Pathway For Attempting Machine Learning Projects

EnjoyAlgorithms Blog Cover Image

Artificially providing the ability to possess intelligence to our computers is known as artificial intelligence. Machine intelligence or Artificial intelligence, in a broader sense, tries to mimic the intelligence of human beings and sometimes performs even better than humans after completing the learning stage. 

One fantastic example where machines surpass human intelligence could be, analyzing the larger chunk of data. Suppose some human is studying a larger piece of data, and while doing so, they observe 500 similar samples. They might probably become biased and skip going through every sample after that, which can be wrong sometimes. But on the other hand, machines will analyze every sample thoroughly and provide us insight, which will be less erroneous.

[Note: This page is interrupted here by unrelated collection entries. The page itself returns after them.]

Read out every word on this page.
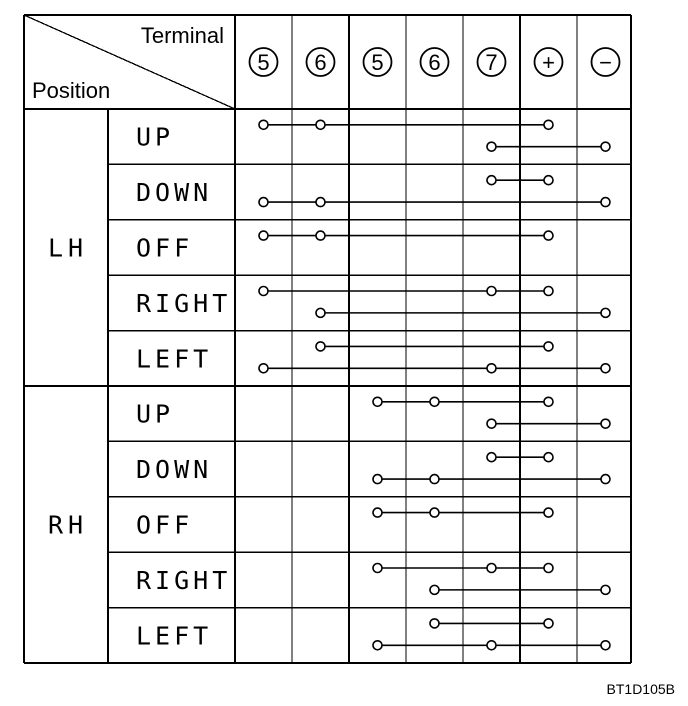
Terminal
Position
5 6 5 6 7 + −
LH
RH
UP
DOWN
OFF
RIGHT
LEFT
UP
DOWN
OFF
RIGHT
LEFT
BT1D105B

Key takeaways from this blog

In this article, we will try to learn the following aspects of machine learning,

  1. Categorization of Machine Learning use-cases.
  2. Understanding the exact pathway while solving any problem statement using machine learning technology.
  3. Categorizing available data into three crucial sets of training, validation, and testing datasets.
  4. A detailed use-case of training, validation, and testing datasets.
  5. Making model production-ready and rollout in the real world.

So let's start without any further delay.

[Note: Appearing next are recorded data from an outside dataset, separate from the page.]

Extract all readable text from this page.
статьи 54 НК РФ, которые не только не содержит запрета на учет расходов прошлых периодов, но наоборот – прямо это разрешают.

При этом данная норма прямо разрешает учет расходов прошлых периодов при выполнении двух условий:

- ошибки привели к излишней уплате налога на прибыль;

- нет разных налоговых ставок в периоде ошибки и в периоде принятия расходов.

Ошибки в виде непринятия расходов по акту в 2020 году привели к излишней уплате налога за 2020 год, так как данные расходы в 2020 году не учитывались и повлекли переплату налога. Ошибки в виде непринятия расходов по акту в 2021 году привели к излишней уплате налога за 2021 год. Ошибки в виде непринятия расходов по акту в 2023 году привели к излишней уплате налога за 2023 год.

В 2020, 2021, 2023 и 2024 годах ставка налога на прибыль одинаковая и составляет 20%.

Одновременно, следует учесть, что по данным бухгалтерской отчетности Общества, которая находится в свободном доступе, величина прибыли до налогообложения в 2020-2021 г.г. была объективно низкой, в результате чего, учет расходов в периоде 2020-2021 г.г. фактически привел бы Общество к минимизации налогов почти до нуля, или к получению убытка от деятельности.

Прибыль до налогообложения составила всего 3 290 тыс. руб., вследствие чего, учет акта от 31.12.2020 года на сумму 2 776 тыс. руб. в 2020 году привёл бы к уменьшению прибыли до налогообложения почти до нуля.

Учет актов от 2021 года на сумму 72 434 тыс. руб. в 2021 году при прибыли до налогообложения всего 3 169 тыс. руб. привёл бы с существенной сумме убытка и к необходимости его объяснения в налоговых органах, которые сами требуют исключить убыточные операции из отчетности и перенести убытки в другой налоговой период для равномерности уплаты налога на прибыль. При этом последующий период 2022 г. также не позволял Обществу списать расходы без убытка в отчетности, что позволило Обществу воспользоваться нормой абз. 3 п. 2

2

Types of Machine Learning use-cases

In the current era of software engineers, we mainly have traditional Information Technology (IT) infrastructure where business teams (or experts) make decisions and convey them to our developers. Developers write logic as programs and integrate it with the IT system, producing output and ultimately decisions. 
At the current stage of development, ML techniques can not replace this entire process yet can compliment them for betterment. And for this betterment, there can be possibly two scenarios,

Decision Supportive:

In this case, IT experts define rules based on their experience. Our Machine Learning models analyze the data and provide their insights, which can be supporting the rules made by experts or even discard them.

For example, in our traditional banking systems, bank experts make rules that if a farmer has not repaid the previous loan on time, do not grant them another loan as there is a higher chance that he will not repay it. But our machine learning model analyzed the previous loan repayment history of that farmer and analyzed that if that farmer takes the loan in the spring season, he repays it very soon because he makes a more significant profit from spring crops. In such a scenario, the ML model will help our bank experts to rectify their decisions.

Decision supportive use-case

Source: IVT Network

Other possible examples:

  1. Prediction of the attrition rate for any company. 
  2. Predicting the fraudulent transactions via credit/debit cards.
  3. If you can also think of any such example, please send them to us.

Cognitive: 

In this case, IT experts can not define explicit rules for some tasks. Our ML algorithms try to mimic the cognitive intelligence possessed by humans.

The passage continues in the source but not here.